Overall, the average claimed speeds offered by VPN Gate servers range between 74Mbps to 300Mbps. For a better VPN experience, you should connect to the Japanese servers or other servers in the Asia region.
Media Streaming With VPN Gate
VPN Gate utilizes servers run by volunteers across the globe; this means that the IP addresses will keep changing, a factor that is useful when accessing geo-restricted streaming sites. I was able to access Netflix through VPN Gate, which was great. To enjoy a seamless streaming experience, go for the servers that are in Japan; most offer high speeds.
Can You Torrent With VPN Gate?
When torrenting, one of the crucial factors is speed. VPN Gate offers a praiseworthy number of servers with good enough speeds for torrenting, as shown above.

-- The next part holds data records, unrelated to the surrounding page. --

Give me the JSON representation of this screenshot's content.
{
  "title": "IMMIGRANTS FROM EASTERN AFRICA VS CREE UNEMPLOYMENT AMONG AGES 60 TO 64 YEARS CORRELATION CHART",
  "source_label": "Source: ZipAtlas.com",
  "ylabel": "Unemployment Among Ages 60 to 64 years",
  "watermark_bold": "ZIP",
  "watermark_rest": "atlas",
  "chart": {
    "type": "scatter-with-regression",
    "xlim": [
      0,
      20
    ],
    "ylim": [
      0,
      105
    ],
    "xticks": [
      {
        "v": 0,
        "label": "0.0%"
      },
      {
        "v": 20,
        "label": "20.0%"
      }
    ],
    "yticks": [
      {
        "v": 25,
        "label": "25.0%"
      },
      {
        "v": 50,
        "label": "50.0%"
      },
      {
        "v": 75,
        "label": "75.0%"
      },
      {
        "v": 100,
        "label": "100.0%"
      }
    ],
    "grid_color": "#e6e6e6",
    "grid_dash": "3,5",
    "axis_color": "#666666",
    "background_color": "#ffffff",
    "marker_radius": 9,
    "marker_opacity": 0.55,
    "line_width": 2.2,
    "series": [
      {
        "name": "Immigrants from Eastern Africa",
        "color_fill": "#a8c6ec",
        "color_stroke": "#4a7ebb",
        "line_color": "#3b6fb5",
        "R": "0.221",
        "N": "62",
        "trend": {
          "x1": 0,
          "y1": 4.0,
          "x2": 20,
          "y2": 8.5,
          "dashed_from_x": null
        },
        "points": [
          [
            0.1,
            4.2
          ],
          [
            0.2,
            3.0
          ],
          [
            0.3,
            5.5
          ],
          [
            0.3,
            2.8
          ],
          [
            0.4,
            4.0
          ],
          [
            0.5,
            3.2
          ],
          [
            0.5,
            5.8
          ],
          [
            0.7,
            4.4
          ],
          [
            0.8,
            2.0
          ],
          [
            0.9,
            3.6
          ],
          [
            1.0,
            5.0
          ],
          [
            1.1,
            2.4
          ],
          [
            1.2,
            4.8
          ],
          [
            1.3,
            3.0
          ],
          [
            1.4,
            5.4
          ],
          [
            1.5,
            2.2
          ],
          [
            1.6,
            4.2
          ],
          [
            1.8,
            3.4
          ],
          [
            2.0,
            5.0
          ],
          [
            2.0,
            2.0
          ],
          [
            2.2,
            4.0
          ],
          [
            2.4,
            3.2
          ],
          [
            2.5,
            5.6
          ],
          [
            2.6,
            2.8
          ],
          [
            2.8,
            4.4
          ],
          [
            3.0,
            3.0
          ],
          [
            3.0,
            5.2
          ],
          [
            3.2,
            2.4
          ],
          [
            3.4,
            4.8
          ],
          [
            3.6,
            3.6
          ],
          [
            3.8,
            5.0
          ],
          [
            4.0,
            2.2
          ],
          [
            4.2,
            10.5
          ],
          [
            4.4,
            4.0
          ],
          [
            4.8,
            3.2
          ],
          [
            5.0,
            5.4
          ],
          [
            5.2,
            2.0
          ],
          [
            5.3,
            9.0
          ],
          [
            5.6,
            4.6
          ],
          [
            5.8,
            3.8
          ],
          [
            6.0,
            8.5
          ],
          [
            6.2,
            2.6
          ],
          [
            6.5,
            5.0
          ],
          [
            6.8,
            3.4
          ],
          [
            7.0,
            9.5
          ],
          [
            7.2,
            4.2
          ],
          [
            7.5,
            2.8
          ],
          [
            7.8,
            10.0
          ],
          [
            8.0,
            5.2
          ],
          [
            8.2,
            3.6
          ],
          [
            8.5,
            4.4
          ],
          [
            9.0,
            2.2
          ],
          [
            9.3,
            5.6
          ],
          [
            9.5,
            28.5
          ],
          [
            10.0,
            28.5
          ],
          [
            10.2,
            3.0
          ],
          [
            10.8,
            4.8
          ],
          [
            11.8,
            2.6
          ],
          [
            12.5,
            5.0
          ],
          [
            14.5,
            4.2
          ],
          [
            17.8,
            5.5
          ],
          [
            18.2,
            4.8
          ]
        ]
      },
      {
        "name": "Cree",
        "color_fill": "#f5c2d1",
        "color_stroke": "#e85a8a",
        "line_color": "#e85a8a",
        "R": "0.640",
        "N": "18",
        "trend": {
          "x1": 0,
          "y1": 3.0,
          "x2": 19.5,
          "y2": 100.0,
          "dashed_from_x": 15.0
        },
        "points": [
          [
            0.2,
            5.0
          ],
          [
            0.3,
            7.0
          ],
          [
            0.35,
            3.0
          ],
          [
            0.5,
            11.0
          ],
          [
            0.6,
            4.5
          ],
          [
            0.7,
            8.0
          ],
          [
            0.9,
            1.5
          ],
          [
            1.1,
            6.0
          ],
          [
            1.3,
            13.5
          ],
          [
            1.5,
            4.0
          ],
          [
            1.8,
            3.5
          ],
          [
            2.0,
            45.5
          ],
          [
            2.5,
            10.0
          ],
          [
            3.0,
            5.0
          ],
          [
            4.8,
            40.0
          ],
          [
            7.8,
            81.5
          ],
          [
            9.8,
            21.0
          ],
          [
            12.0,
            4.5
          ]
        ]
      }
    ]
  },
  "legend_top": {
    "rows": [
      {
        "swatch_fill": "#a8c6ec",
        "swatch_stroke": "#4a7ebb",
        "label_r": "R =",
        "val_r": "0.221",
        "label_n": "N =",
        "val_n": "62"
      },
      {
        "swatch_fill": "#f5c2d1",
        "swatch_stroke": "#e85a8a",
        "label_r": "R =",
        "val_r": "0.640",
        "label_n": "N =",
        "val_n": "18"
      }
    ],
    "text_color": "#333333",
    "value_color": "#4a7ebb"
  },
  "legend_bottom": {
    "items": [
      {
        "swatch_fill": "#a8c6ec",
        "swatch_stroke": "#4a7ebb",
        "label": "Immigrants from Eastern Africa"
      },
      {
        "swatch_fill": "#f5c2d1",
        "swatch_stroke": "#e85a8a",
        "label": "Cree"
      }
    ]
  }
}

However, we use a VPN when torrenting to preserve our anonymity, and since anonymity is not their strength (they store a lot of data on you), the question is should you torrent using VPN Gate?
Customer Support and Help Channels
VPN Gate has no email, phone, or chat support. They do have a decent support forum, and it is overall actively participated by the community. However, some topics took months for a reply to come in.
Since VPN Gate is a free service, it is not fair to expect the same type of support from any other commercial providers. So, a support forum is good enough for a free service.
VPN Gate Price (It’s Free!)
Using VPN Gate will not cost you a single cent. It is free. Since they operate in the National University of Tsukuba and the Japanese national universities prohibit profitable activities, VPN Gate will remain a non-paying service.
VPN Gate Pros and Cons
Pros of VPN Gate
- 100% FreeOpen-source
- Potentially unlimited number of IP addresses
- Relatively easy-to-use
- Can unblock Netflix
Cons of VPN Gate
- Speeds are mostly not great
- Not ideal for privacy (keeps logs)
- Security dependent on servers manned by volunteers
- Not suitable for torrenting due to lack of privacy
Conclusion: Is VPN Gate Legit?
VPN Gate is open-source and free to use. Its infrastructure is community-powered and manned by volunteers across the globe. However, with most free services, there’s always a caveat. VPN Gate keeps extensive logs on you, and the servers are operated by anonymous volunteers who are not accountable.
So, there’s no way you can fully trust these servers and their operators. I am a total privacy freak, so VPN Gate is not for me. However, whether VPN Gate is good for you depends on your preferences and online activities.